How small is too small?

Yancey enrolled 118 students in 2016-2017, down from 168 students in 2008. Only 108 students were expected to enroll this fall if the school had remained open.

“When enrollment gets that low ... you start to lose the ability to provide equitable access to services,” Dommer said. “A lot of plans were made to overcome those numbers.”

Dommer said employing a part-time guidance counselor at Yancey cost the school division much more money per-student than a full-time counselor would at most of Albemarle’s elementary schools. He said the same inefficiencies could limit his students’ access to intervention specialists and gifted teachers.

These services were particularly important at Yancey, with more than 75 percent of students coming from economically disadvantaged homes.

“That is the struggle that the School Board had to think about,” Dommer said. “They had to make a high-level, big-picture decision.”

Debora Collins, Albemarle’s assistant superintendent for student learning, was Yancey’s principal from 2001 to 2004. She said Yancey’s enrollment during her tenure — about 150 students — was large enough to prevent some of the difficulties the school faced in its final years.

“[This year,] a grade level at Yancey could go from a 48 percent pass rate on the SOLs to a 40 percent pass rate with one child,” Collins said. “That complicates how quickly you can — or can’t — get to where you need to go. The work that you have to do just to stay where you are becomes greater.”

“It’s a high-pressure situation for students and teachers,” said Dommer. “If a student who is a sure pass [on the SOLs] leaves the school, it’s back to the drawing board.”
 
‘We struggled’

Yancey wasn’t considered a low-performing school until recently; in 2011, more than 95 percent of Yancey’s students passed the SOL tests for English and mathematics.

But Yancey, like most Virginia elementary schools, saw students’ SOL scores plummet after more rigorous tests were introduced in 2012 and 2013.

In 2013, only 42 percent of Yancey students passed the math SOL, while 48 percent passed the English test.

Dommer was hired as Yancey’s principal in 2012, while these changes to the SOLs were taking effect.

“We struggled. There’s no way of getting around that,” he said.

While most of Albemarle’s schools were able to bring their SOL scores back up in the next year or two, Yancey’s remained below the benchmarks for state accreditation.
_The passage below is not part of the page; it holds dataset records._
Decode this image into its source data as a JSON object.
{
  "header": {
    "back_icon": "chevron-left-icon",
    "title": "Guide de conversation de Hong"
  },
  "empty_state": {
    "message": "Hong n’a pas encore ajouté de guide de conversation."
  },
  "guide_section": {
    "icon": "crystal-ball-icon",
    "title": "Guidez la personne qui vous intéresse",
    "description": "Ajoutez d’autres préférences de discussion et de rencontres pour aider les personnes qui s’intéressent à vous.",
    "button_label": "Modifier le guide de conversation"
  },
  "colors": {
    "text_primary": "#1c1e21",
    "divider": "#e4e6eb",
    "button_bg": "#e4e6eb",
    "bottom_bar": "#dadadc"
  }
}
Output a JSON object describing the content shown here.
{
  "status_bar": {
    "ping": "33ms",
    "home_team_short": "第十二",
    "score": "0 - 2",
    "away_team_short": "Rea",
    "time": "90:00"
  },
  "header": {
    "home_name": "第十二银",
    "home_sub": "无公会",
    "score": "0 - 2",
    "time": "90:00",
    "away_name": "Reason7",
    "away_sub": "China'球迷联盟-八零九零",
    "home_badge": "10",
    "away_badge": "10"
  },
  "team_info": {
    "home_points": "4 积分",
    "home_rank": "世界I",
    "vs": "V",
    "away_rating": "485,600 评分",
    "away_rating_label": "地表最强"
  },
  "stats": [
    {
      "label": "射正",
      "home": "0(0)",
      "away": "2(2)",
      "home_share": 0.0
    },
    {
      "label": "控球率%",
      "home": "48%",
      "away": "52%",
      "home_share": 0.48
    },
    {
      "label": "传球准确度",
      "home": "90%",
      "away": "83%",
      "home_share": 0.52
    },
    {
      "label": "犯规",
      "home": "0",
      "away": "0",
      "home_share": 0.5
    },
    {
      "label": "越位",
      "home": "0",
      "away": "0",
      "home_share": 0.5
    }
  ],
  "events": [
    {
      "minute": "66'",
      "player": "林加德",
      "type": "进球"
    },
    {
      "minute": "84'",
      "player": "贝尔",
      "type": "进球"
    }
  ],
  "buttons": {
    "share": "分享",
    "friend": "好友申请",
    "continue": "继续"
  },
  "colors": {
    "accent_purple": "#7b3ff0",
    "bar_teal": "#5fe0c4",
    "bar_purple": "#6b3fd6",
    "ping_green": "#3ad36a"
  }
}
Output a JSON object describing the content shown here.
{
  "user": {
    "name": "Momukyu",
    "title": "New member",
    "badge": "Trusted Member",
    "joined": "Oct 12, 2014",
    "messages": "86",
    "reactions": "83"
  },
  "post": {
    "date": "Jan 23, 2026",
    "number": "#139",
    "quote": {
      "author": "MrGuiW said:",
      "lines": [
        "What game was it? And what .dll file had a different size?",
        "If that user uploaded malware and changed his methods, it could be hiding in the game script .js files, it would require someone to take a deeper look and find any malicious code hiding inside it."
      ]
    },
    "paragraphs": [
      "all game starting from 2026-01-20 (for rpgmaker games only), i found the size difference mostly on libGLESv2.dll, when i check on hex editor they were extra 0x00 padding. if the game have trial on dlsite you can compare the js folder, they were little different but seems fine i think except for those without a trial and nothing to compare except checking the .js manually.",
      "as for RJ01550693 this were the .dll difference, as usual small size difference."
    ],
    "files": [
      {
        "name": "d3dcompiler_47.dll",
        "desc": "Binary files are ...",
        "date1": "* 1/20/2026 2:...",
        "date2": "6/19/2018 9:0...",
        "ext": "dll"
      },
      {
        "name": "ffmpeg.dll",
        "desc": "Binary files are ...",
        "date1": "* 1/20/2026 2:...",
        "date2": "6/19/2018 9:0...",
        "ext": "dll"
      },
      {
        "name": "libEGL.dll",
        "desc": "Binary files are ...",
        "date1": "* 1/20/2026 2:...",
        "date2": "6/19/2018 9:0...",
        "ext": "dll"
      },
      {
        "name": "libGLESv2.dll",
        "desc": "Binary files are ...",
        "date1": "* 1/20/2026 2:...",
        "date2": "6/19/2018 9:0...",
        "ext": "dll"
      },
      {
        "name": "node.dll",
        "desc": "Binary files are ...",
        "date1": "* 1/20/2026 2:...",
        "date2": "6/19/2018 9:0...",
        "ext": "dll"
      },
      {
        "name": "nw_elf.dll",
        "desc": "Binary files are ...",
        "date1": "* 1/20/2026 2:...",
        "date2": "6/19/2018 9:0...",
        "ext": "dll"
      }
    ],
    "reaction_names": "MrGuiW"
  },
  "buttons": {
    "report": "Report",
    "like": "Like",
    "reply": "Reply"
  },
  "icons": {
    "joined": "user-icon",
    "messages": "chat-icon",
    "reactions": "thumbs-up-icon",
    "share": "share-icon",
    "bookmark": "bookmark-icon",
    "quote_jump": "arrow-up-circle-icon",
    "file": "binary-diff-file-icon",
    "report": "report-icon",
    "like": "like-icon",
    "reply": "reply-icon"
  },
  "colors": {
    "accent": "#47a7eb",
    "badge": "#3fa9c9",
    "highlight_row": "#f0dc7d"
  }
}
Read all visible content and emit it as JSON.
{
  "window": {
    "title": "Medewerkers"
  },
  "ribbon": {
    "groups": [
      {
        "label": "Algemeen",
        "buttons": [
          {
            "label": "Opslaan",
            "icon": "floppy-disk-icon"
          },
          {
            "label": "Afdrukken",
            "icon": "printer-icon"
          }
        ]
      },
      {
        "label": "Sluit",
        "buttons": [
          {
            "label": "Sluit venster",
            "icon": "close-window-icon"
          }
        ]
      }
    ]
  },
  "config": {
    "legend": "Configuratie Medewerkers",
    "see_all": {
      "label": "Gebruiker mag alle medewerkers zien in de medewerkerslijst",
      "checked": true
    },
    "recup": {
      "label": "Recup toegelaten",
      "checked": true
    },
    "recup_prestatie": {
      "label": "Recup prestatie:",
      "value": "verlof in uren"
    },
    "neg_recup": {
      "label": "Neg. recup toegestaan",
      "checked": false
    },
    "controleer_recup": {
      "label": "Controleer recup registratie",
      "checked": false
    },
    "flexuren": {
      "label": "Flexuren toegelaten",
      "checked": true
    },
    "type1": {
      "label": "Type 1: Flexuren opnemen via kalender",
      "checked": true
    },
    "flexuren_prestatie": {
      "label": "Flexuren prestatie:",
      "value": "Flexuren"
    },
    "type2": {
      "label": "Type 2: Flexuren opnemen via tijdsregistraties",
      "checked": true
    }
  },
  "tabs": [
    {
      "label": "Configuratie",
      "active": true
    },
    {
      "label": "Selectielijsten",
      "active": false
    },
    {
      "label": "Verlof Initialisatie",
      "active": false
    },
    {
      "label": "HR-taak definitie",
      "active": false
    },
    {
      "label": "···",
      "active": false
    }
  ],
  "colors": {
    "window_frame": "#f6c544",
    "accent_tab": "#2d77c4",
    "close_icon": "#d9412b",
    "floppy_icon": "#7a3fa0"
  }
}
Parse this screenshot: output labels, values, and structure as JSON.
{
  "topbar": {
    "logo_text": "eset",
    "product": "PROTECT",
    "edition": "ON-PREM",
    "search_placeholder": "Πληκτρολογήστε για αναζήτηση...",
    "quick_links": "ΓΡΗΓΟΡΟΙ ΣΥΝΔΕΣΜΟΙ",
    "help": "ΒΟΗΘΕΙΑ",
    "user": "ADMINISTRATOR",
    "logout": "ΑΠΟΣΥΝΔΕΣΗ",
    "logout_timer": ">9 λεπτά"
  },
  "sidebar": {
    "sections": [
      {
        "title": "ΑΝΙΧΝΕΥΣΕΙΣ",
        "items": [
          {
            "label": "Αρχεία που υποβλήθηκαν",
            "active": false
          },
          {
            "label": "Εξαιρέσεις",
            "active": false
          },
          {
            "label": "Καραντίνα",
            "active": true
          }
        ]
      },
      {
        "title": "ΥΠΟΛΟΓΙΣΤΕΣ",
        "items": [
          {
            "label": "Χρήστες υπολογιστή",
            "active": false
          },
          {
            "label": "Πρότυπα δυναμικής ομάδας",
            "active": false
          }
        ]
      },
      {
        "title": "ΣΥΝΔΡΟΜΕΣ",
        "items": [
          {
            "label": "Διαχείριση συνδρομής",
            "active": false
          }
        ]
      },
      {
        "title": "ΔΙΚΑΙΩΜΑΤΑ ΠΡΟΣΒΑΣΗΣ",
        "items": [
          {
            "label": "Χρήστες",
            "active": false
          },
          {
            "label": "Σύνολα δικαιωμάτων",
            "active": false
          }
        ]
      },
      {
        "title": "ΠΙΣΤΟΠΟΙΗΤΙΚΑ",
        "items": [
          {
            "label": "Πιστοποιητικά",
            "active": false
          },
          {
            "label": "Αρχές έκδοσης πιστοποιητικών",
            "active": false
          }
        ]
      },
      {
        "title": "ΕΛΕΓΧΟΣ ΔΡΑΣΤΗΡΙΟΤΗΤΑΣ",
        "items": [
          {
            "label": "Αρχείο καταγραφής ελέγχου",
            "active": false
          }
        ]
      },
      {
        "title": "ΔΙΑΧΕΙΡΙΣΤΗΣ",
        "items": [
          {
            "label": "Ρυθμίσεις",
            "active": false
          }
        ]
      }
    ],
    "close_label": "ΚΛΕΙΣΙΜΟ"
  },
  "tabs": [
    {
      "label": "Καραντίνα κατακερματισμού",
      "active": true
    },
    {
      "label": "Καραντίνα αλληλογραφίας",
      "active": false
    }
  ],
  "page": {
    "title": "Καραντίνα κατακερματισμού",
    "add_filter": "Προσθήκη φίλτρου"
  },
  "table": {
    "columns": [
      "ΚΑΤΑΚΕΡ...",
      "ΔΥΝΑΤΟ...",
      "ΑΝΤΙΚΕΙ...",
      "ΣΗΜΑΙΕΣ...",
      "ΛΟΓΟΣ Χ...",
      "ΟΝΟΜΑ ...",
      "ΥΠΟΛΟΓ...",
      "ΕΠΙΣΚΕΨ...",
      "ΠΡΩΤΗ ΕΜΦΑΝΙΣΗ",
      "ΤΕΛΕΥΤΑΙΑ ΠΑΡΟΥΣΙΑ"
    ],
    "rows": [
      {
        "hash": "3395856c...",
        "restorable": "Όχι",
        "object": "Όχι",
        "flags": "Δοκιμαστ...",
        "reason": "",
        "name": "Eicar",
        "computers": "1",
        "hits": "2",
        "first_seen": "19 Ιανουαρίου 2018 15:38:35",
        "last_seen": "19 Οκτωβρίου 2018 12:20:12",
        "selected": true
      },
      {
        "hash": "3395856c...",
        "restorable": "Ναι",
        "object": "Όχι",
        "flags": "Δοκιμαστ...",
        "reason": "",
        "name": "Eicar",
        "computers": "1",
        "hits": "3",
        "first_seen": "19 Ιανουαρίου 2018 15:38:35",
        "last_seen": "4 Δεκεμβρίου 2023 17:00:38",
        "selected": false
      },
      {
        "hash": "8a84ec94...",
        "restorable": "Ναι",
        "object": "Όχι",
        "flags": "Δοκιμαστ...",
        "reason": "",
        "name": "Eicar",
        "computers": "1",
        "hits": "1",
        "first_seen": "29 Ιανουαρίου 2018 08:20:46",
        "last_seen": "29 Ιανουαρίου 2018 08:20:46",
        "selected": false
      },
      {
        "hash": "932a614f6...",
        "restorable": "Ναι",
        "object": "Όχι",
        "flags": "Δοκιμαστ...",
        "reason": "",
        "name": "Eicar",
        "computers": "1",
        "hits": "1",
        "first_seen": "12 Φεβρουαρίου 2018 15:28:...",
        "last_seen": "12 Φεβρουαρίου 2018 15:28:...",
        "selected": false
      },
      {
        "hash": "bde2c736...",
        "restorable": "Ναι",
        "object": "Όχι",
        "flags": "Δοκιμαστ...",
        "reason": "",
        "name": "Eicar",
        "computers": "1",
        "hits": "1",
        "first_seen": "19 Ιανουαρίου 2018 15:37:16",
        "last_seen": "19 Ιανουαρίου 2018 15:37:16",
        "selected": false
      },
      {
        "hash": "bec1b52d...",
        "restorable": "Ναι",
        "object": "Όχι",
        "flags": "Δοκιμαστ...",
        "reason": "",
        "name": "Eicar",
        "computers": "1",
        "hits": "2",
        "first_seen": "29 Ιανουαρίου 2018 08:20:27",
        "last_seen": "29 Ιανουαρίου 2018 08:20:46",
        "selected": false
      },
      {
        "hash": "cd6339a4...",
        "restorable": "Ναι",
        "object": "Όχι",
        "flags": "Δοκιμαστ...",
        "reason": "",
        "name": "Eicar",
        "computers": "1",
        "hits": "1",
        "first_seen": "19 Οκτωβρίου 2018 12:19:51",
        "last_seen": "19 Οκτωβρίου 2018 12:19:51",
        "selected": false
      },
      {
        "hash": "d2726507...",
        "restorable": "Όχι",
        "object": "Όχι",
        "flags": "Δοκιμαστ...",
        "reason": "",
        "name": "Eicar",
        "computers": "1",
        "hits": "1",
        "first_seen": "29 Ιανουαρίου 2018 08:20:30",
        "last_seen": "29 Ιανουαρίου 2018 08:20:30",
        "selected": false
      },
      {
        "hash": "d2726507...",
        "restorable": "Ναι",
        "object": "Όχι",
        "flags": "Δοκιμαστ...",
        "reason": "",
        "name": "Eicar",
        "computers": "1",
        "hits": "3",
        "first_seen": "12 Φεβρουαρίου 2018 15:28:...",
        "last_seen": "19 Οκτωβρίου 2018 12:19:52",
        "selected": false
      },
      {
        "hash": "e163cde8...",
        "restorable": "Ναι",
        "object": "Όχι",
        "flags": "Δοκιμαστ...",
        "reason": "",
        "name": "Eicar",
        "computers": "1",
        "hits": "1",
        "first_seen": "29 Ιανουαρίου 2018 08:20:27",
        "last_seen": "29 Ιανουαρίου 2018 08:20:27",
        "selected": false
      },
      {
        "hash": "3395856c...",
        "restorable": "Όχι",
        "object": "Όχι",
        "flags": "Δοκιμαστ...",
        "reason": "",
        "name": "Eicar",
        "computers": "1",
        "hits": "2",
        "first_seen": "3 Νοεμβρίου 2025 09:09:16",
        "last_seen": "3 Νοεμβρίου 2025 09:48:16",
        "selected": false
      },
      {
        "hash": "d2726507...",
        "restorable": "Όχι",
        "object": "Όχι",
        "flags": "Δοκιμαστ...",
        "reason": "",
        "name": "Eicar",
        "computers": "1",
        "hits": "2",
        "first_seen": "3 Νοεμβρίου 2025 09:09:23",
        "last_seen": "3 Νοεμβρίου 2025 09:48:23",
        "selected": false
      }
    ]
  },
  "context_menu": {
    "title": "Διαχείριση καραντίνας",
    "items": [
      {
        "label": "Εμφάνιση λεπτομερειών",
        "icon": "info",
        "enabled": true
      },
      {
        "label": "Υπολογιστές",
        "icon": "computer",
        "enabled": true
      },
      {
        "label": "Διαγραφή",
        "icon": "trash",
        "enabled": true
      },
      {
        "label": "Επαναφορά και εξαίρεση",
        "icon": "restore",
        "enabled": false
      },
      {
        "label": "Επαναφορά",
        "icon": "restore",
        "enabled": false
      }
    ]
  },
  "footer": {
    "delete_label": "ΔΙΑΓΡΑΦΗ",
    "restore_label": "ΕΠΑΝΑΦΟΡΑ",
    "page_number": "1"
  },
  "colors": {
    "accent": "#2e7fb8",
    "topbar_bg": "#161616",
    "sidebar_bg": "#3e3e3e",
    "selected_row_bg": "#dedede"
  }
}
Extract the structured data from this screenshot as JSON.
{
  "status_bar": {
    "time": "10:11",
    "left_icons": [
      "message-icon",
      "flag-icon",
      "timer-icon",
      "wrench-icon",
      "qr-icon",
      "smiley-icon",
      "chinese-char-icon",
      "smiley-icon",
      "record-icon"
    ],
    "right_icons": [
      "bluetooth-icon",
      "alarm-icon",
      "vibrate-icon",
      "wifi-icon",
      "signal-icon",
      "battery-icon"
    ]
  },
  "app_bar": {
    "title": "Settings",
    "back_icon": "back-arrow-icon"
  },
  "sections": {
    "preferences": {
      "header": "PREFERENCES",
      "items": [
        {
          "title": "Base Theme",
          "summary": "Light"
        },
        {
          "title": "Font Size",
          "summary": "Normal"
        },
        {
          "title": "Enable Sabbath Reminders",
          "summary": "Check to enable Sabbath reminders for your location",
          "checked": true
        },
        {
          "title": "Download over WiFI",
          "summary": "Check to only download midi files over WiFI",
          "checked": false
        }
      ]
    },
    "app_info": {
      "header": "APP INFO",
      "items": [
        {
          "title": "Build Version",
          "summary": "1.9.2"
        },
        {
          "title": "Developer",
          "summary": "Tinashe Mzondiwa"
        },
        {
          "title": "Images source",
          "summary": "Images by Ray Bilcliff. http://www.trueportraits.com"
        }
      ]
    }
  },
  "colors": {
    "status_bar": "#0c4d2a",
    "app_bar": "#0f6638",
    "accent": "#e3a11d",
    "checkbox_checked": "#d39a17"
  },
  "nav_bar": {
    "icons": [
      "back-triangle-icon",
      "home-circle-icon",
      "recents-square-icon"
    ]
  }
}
Dommer said Virginia’s process for school reconstitution is “slow to move.” Yancey was identified by the Virginia Department of Education as a priority school in the fall of 2014, but it took another year for the VDOE and the county school division to finalize its turnaround plan.

Dommer and all of Yancey’s teachers had to reapply for their jobs at the school before the 2015-2016 academic year. Yancey retained only six of the 16 teachers who were there the previous year.

“When we re-hired, we hired the best applicants that Albemarle County had — teachers who were interested in solving problems and increasing student performance,” Dommer said.

Showing improvement?

Albemarle County was awarded a School Improvement Grant to support Yancey’s partnership with the Curry School in the fall of 2015. However, Lovette said a “perfect storm of bureaucracy” at the VDOE prevented Curry from starting its work at Yancey until March 2016.

The Curry School’s McGuffey Reading Center offered regular professional development for teachers and matched some Yancey children with reading tutors from Curry School graduate programs.

Other Curry faculty members led a summer workshop for Yancey teachers and offered guidance for supporting students with social, emotional and behavioral difficulties.

Yancey’s SOL test performance in English and math declined further in 2016, with pass rates of 40 and 44 percent. However, students showed improvement on the Phonological Awareness Literacy Screening, with 87 percent of students demonstrating a year’s growth in reading ability, and 31 percent exceeding a year’s growth.

Yancey faculty also were encouraged by a school climate survey that found that 80 percent of students liked going to school, up from 45 percent in 2015.

“Unfortunately, the state and the federal government give no weight to that improvement — only to testing benchmarks,” Dommer said.

In February, Dommer requested to be transferred to Henley Middle School. “I thought it was time for some fresh eyes to look at the school and decide what should be done next,” he said.

‘A big change’

Lovette said the turnaround program was “starting to get some really good momentum,” by this spring. The county school division planned to request a larger School Improvement Grant that would have helped Yancey’s next principal to refine the school’s multiage, interdisciplinary, project-based model for student learning.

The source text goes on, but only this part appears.